We view both sides of the corporate-charity relationship. Charities rarely say what they really think of the volunteers offered up to them. But the way they see it, employee volunteering is a price charities have to pay for the possibility of corporate donations further down the line. Often, the value of corporate volunteering on its own is pretty small or even negative.
We have all heard stories of highly experienced (and expensive) lawyers painting walls and raking leaves at the local community centre. Sometimes the company goes so far as to count the value of this “donation” as the value of their staff time in their normal jobs. This is a very misleading guide to the actual value to the charity; if all the staff had chipped in a tenner to hire a painter for the day, the job would probably have been done better in any case.
Another common complaint is the hassle and the cost implications of receiving volunteers: a huge amount of time and effort is involved with coordinating volunteers – with the wrong skill set and expectations – to do something useful, to create a job for them, to manage and supervise them.

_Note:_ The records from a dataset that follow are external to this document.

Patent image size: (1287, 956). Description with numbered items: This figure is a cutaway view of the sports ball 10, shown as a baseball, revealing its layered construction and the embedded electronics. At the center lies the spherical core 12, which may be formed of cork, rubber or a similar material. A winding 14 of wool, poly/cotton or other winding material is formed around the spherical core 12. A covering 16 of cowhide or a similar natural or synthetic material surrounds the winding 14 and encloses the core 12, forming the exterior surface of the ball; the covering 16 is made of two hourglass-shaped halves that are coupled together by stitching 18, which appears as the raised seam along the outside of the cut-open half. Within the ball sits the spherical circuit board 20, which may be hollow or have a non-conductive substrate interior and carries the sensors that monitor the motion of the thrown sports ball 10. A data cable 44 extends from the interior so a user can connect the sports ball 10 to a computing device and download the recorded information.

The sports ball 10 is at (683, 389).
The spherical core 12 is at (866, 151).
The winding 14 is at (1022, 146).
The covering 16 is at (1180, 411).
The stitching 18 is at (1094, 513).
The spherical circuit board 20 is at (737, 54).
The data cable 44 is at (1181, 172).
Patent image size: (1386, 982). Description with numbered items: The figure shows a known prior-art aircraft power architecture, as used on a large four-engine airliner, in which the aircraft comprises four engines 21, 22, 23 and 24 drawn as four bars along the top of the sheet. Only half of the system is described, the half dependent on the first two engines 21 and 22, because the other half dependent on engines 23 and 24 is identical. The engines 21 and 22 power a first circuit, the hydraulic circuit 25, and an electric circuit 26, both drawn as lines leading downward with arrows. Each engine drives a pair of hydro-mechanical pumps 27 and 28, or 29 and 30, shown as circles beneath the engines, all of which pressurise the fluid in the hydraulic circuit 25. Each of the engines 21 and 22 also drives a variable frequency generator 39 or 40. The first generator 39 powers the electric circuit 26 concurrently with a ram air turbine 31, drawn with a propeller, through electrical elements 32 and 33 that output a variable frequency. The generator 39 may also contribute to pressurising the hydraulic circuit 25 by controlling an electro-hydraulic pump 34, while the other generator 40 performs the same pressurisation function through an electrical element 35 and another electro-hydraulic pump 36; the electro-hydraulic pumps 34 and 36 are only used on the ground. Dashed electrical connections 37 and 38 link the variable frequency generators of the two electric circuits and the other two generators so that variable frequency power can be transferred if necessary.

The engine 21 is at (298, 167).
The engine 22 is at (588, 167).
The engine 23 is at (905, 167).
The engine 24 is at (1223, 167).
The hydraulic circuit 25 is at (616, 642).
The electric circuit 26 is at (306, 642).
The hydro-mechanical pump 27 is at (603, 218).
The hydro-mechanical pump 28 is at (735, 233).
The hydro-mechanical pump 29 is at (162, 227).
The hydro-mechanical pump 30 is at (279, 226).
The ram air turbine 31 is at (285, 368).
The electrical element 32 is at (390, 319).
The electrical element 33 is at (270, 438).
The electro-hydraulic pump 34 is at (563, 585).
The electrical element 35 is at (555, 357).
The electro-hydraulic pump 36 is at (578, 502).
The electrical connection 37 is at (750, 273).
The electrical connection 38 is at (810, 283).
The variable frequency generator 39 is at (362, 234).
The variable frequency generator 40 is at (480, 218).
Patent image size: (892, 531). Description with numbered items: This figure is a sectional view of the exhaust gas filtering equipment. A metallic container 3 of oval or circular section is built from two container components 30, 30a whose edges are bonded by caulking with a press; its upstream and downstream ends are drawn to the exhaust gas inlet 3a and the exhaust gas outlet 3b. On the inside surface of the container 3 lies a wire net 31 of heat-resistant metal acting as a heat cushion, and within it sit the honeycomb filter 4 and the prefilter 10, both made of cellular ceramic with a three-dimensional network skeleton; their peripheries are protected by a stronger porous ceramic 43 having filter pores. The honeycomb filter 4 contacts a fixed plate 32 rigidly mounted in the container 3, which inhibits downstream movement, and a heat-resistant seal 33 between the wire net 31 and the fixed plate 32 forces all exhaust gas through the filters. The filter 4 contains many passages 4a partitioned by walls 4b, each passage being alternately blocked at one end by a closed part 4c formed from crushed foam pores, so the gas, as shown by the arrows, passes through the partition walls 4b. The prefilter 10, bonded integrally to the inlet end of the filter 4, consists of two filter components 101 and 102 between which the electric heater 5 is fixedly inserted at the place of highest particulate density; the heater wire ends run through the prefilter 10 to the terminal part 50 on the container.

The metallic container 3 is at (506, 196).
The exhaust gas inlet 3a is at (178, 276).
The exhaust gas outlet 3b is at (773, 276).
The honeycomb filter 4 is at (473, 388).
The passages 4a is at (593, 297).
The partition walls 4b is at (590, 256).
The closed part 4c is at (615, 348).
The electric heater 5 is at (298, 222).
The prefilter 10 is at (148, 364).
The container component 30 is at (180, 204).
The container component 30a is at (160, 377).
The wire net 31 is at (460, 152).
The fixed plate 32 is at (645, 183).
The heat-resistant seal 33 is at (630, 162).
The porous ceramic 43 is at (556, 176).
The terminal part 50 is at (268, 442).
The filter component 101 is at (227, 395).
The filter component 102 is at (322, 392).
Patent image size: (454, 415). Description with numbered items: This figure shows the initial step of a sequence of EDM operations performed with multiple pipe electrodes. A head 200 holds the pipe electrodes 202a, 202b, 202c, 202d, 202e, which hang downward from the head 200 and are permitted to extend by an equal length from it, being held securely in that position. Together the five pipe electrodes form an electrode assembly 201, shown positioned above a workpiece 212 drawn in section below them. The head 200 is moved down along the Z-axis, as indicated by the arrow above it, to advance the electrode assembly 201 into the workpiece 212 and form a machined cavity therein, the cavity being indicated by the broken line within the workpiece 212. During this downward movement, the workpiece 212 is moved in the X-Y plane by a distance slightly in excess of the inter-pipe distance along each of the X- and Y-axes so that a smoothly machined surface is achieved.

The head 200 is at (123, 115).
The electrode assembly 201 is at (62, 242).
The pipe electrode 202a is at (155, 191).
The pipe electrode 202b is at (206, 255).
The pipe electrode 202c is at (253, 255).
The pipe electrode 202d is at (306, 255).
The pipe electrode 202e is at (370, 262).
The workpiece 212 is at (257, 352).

But it does not need to be like this. Not surprisingly, corporates have got quite good at thinking about how to arrange employee volunteering to maximise business benefits and to measure them. They can easily ask the same questions about how to maximise benefits to the charities and their beneficiaries, and to measure the social impact of the hours and hours of volunteering work in the UK.
We know some firms are already intelligent on this. Some corporates work with local experts who really know what charities need. A great example of this is the partnership Macquarie Bank has formed with the Cripplegate Foundation, an Islington based charitable funder. There, local needs and employee skills are understood and matched, and feedback is received from the charity on the value of the support. Others, such as John Lewis and the Big Four accountancy firms, are reviewing their programmes and redesigning them to increase their charitable impact.
It is great that the number of volunteers is increasing. But with more thought on how to make it more effective, and more effort to assess what works, we can all do better.
Dan Corry is chief executive of New Philanthropy Capital, and a former Downing Street adviser.